E’ solo un problema aziendale?
Le politiche aziendali possono arrivare fino ad un certo punto. E’ necessaria una politica statale e privata che rompa lo stereotipo per cui la cura è vista a carico della donna. Anche piccoli segnali come rafforzare e rendere obbligatorio il congedo paterno è molto importante. Un giorno solo, come è oggi per legge, è ridicolo. Poi sono necessarie politiche fiscali che aiutino le coppie che lavorano e hanno figli. Ad esempio, le norme relative al flexben, contenute nella legge di stabilità, sono troppo lasche e barocche: viene legata questa opzione, ad esempio, alle aziende che riconoscono un bonus. Parte di questo bonus può essere riconosciuto come benefit flessibile, che viene detassato. E’ una norma, poi, distribuita a pioggia, mentre forse sarebbe opportuno indirizzarla con uno scopo. Ad esempio alle coppie che stanno per avere figli, in modo da indirizzare lo sforzo finanziario verso un obiettivo, in questo caso combattere il calo di natalità.
Cosa fate nel concreto in Avanade?
Abbiamo un controllo della parità salarial a parità di ruolo aziendale con una reportistica mensile e un monitoraggio del flusso delle promozioni diviso per genere per assicurare che non ci siano fenomini discriminatori.
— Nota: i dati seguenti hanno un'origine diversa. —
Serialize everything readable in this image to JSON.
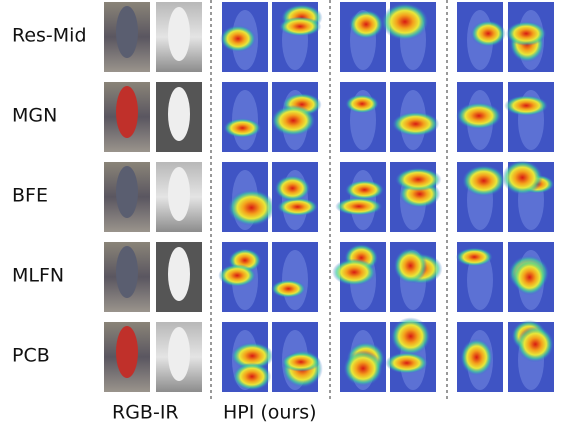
{
  "rows": [
    "Res-Mid",
    "MGN",
    "BFE",
    "MLFN",
    "PCB"
  ],
  "footer": {
    "input_label": "RGB-IR",
    "method_label": "HPI (ours)"
  }
}
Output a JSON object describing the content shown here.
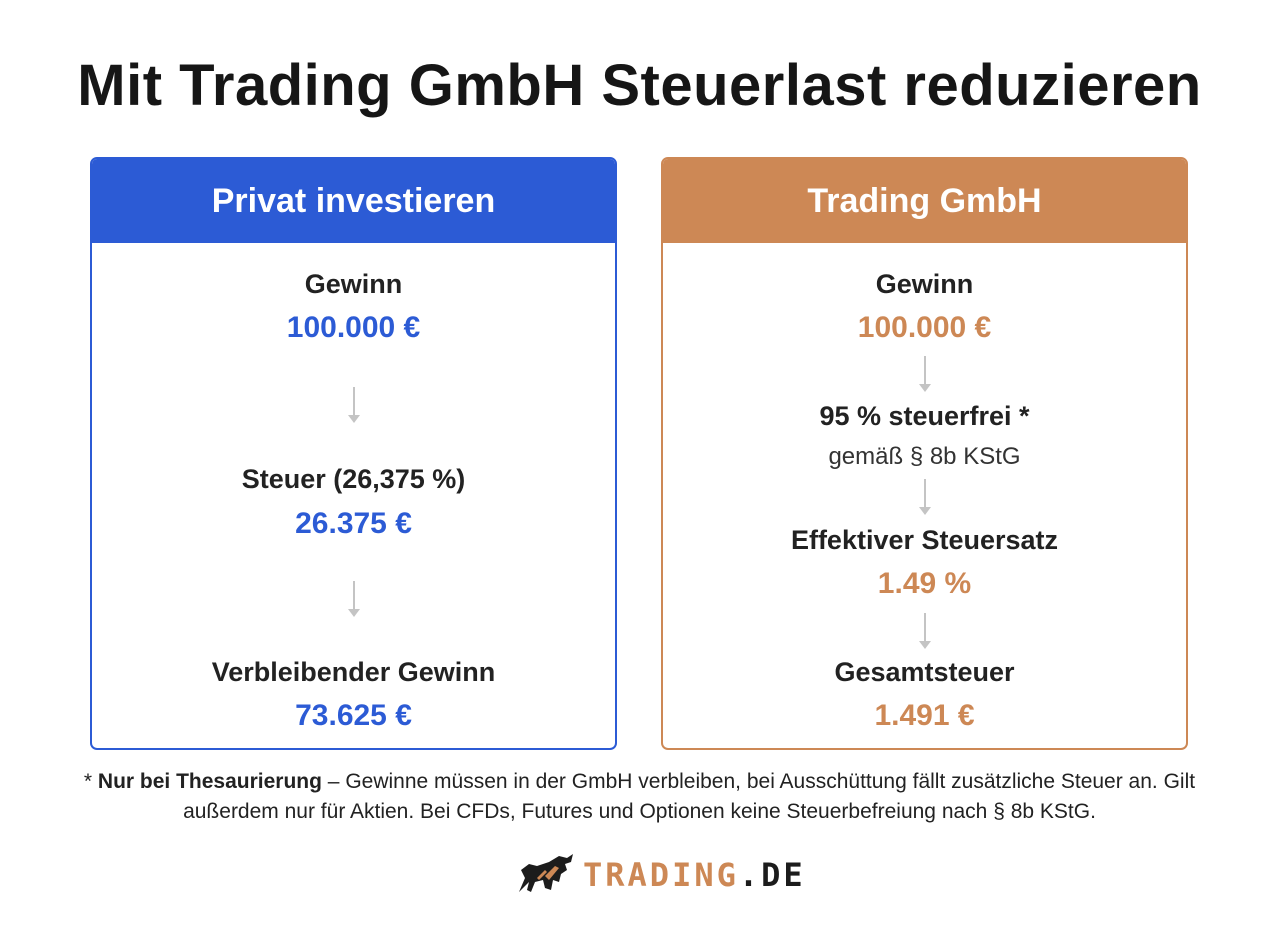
{
  "title": "Mit Trading GmbH Steuerlast reduzieren",
  "colors": {
    "private_accent": "#2c5bd5",
    "gmbh_accent": "#cd8855"
  },
  "private": {
    "header": "Privat investieren",
    "steps": [
      {
        "label": "Gewinn",
        "value": "100.000 €"
      },
      {
        "label": "Steuer (26,375 %)",
        "value": "26.375 €"
      },
      {
        "label": "Verbleibender Gewinn",
        "value": "73.625 €"
      }
    ]
  },
  "gmbh": {
    "header": "Trading GmbH",
    "steps": [
      {
        "label": "Gewinn",
        "value": "100.000 €"
      },
      {
        "label": "95 % steuerfrei *",
        "sub": "gemäß § 8b KStG"
      },
      {
        "label": "Effektiver Steuersatz",
        "value": "1.49 %"
      },
      {
        "label": "Gesamtsteuer",
        "value": "1.491 €"
      }
    ]
  },
  "footnote": {
    "prefix": "* ",
    "bold": "Nur bei Thesaurierung",
    "text": " – Gewinne müssen in der GmbH verbleiben, bei Ausschüttung fällt zusätzliche Steuer an. Gilt außerdem nur für Aktien. Bei CFDs, Futures und Optionen keine Steuerbefreiung nach § 8b KStG."
  },
  "logo": {
    "part1": "TRADING",
    "part2": ".DE",
    "icon": "bull-icon"
  }
}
Abbiamo, inoltre, regole di rappresentanza femminile nel processo di assunzione sia tra i selezionatori sia fra i candidati. In azienda, poi, abbiamo attività di mentorship e di rete differenziate per i diversi livelli di esperienza per facilitare la crescita professionale delle donne in azienda e corso di formazione dedicati al tema della inclusione e della diversità. Puntiamo anche sul lavoro intelligente con flessibilità d’orario compatibilmente con le esigenze di progetto, possibilità di lavorare da casa quando è necessario, part time, gestione della valutazione delle persone basata sul raggiungimento degli obbiettivi e formazione dei manager per permettere la gestione corretta dei team con queste modalità. Lavoriamo, infine alla creazione di comunità locali (Girls Geek Dinner, in Sardegna) per creare comunità tra le ragazze interessate ai temi tecnologici.
Quante sono le donne in posizione apicale in Avanade?
Attualmente in Avanade Italy la percentuale di donne in posizioni apicali, ovvero con responsabilità di funzione, è oggi superiore al 31%. Credo, però, che bisognerebbe avere indicatori più specifici della solo percentuale di donne in un’azienda: quanto tempo ci mette ad esempio una donna a ottenere una promozione dopo una maternità? E bisognerebbe avere politiche di incentivazione o disincentivazione fiscale per le aziende in base ad alcuni parametri di questo tipo.